Additional recommendations specific to DynamoDB:

  • Use condition expressions for critical writes (e.g., attribute_not_exists(username) during creation) to prevent accidental overwrites.
  • Do not rely on client-supplied version attributes for optimistic concurrency unless you explicitly validate and map them server-side.
  • Apply fine-grained IAM policies so the Flask role can only write to non-sensitive attributes when possible, reducing the blast radius of a mass assignment mistake.

middleBrick’s scans can surface mass assignment issues via Property Authorization and Input Validation checks, providing prioritized findings and remediation guidance. If you use the Dashboard or the CLI (middlebrick scan <url>) you can track these findings over time; the Pro plan adds continuous monitoring and CI/CD integration through the GitHub Action to fail builds when new high-severity property authorization issues appear.

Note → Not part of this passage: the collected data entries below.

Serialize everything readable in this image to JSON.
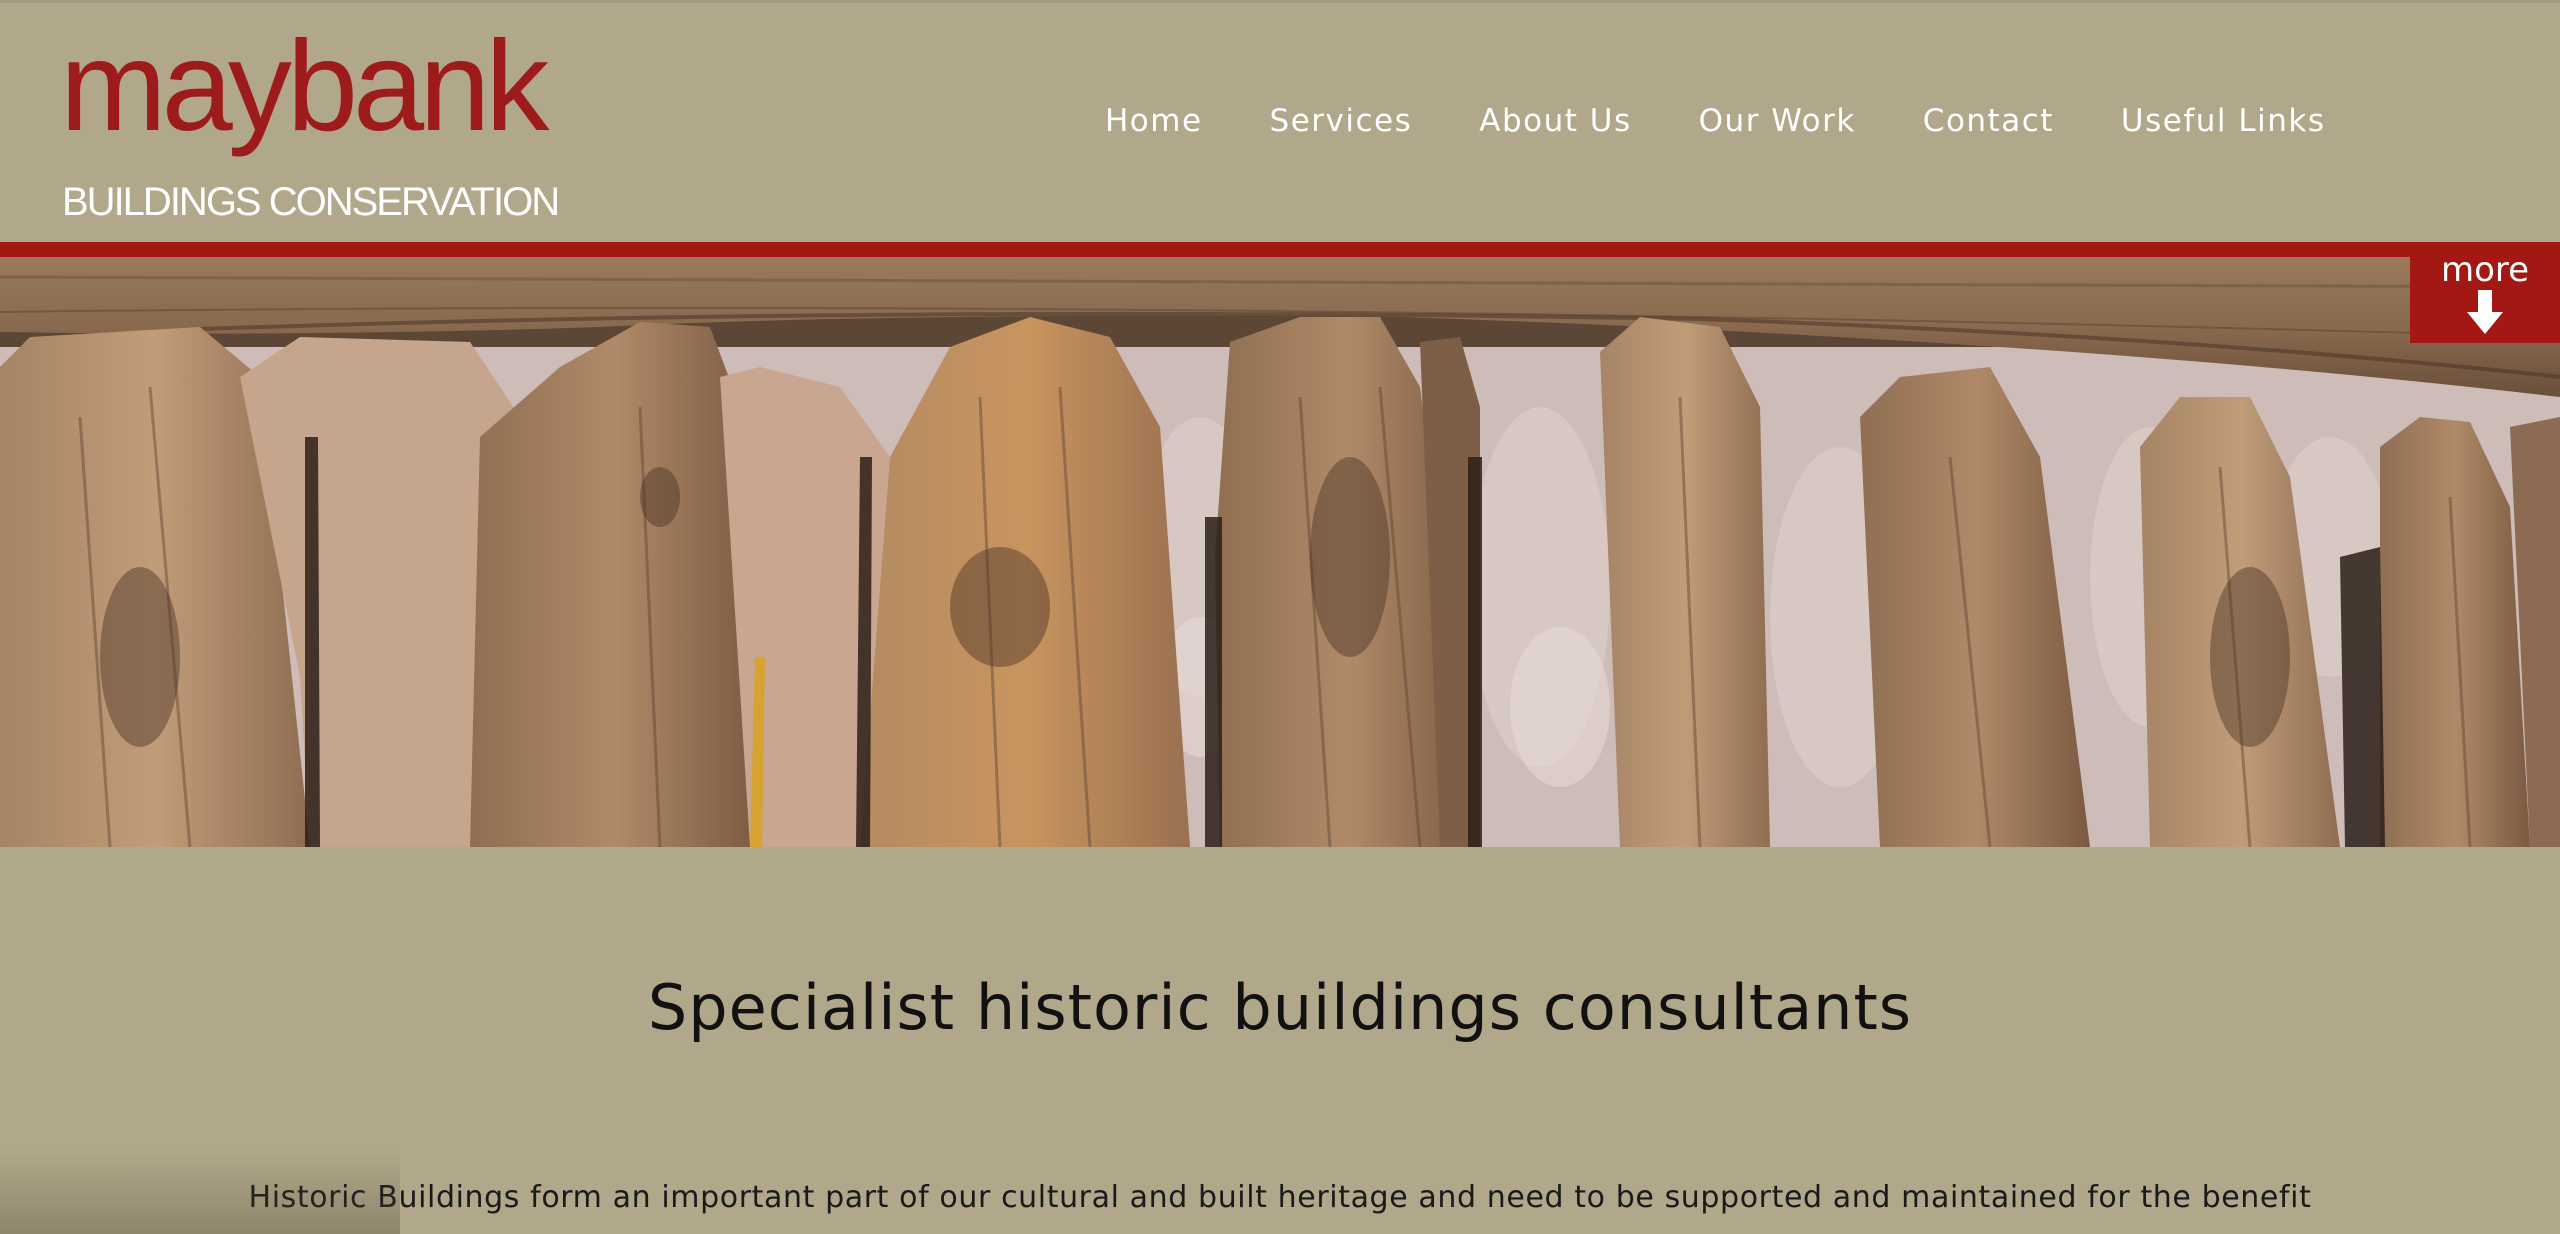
{
  "brand": {
    "logo_word": "maybank",
    "logo_subtitle": "BUILDINGS CONSERVATION",
    "accent_color": "#a31812",
    "background_color": "#b1a78a"
  },
  "nav": {
    "items": [
      {
        "label": "Home"
      },
      {
        "label": "Services"
      },
      {
        "label": "About Us"
      },
      {
        "label": "Our Work"
      },
      {
        "label": "Contact"
      },
      {
        "label": "Useful Links"
      }
    ]
  },
  "hero": {
    "more_label": "more",
    "more_icon": "arrow-down-icon"
  },
  "content": {
    "headline": "Specialist historic buildings consultants",
    "intro": "Historic Buildings form an important part of our cultural and built heritage and need to be supported and maintained for the benefit"
  }
}
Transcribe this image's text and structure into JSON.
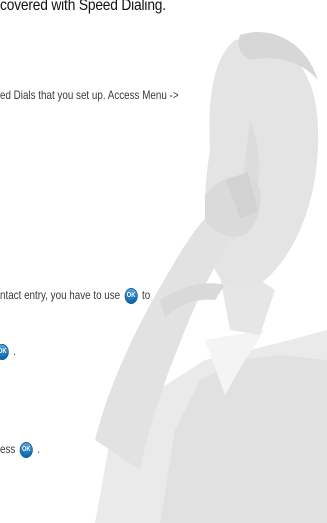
{
  "heading": "covered with Speed Dialing.",
  "lines": {
    "speed_dials": "ed Dials that you set up. Access Menu ->",
    "contact_entry_before": "ntact entry, you have to use",
    "contact_entry_after": "to",
    "line3_after": ".",
    "line4_before": "ess",
    "line4_after": "."
  },
  "ok_key": {
    "label": "OK",
    "color": "#1e7fc9"
  },
  "icons": [
    "ok-key-icon"
  ]
}
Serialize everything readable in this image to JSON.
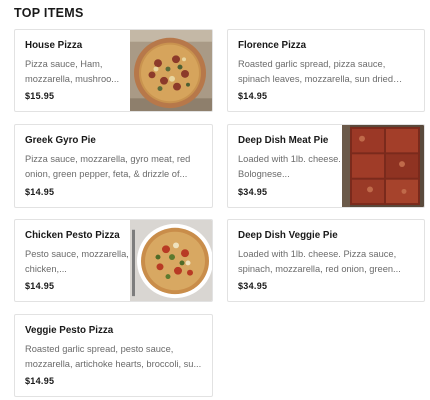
{
  "section": {
    "title": "TOP ITEMS"
  },
  "items": [
    {
      "name": "House Pizza",
      "description": "Pizza sauce, Ham, mozzarella, mushroo...",
      "price": "$15.95",
      "image": "house-pizza-photo"
    },
    {
      "name": "Florence Pizza",
      "description": "Roasted garlic spread, pizza sauce, spinach leaves, mozzarella, sun dried tomato,...",
      "price": "$14.95"
    },
    {
      "name": "Greek Gyro Pie",
      "description": "Pizza sauce, mozzarella, gyro meat, red onion, green pepper, feta, & drizzle of...",
      "price": "$14.95"
    },
    {
      "name": "Deep Dish Meat Pie",
      "description": "Loaded with 1lb. cheese. Bolognese...",
      "price": "$34.95",
      "image": "deep-dish-meat-pie-photo"
    },
    {
      "name": "Chicken Pesto Pizza",
      "description": "Pesto sauce, mozzarella, chicken,...",
      "price": "$14.95",
      "image": "chicken-pesto-pizza-photo"
    },
    {
      "name": "Deep Dish Veggie Pie",
      "description": "Loaded with 1lb. cheese. Pizza sauce, spinach, mozzarella, red onion, green...",
      "price": "$34.95"
    },
    {
      "name": "Veggie Pesto Pizza",
      "description": "Roasted garlic spread, pesto sauce, mozzarella, artichoke hearts, broccoli, su...",
      "price": "$14.95"
    }
  ]
}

Related CWEs: propertyAuthorization

CWE IDNameSeverity
CWE-915Mass Assignment HIGH

Frequently Asked Questions

Can mass assignment in Flask with DynamoDB allow privilege escalation?
Yes. If a Flask route maps client-supplied JSON directly to a DynamoDB put_item or update_item call, an attacker can set fields like role or custom flags that the application uses for authorization, effectively escalating privileges.
Does using DynamoDB’s fine-grained IAM eliminate mass assignment risks in Flask?
No. IAM policies limit what the Flask role can do, but mass assignment is an application-layer issue. An overpermissive policy combined with untrusted input can still lead to unauthorized data modification; you must filter fields in the Flask code regardless of IAM.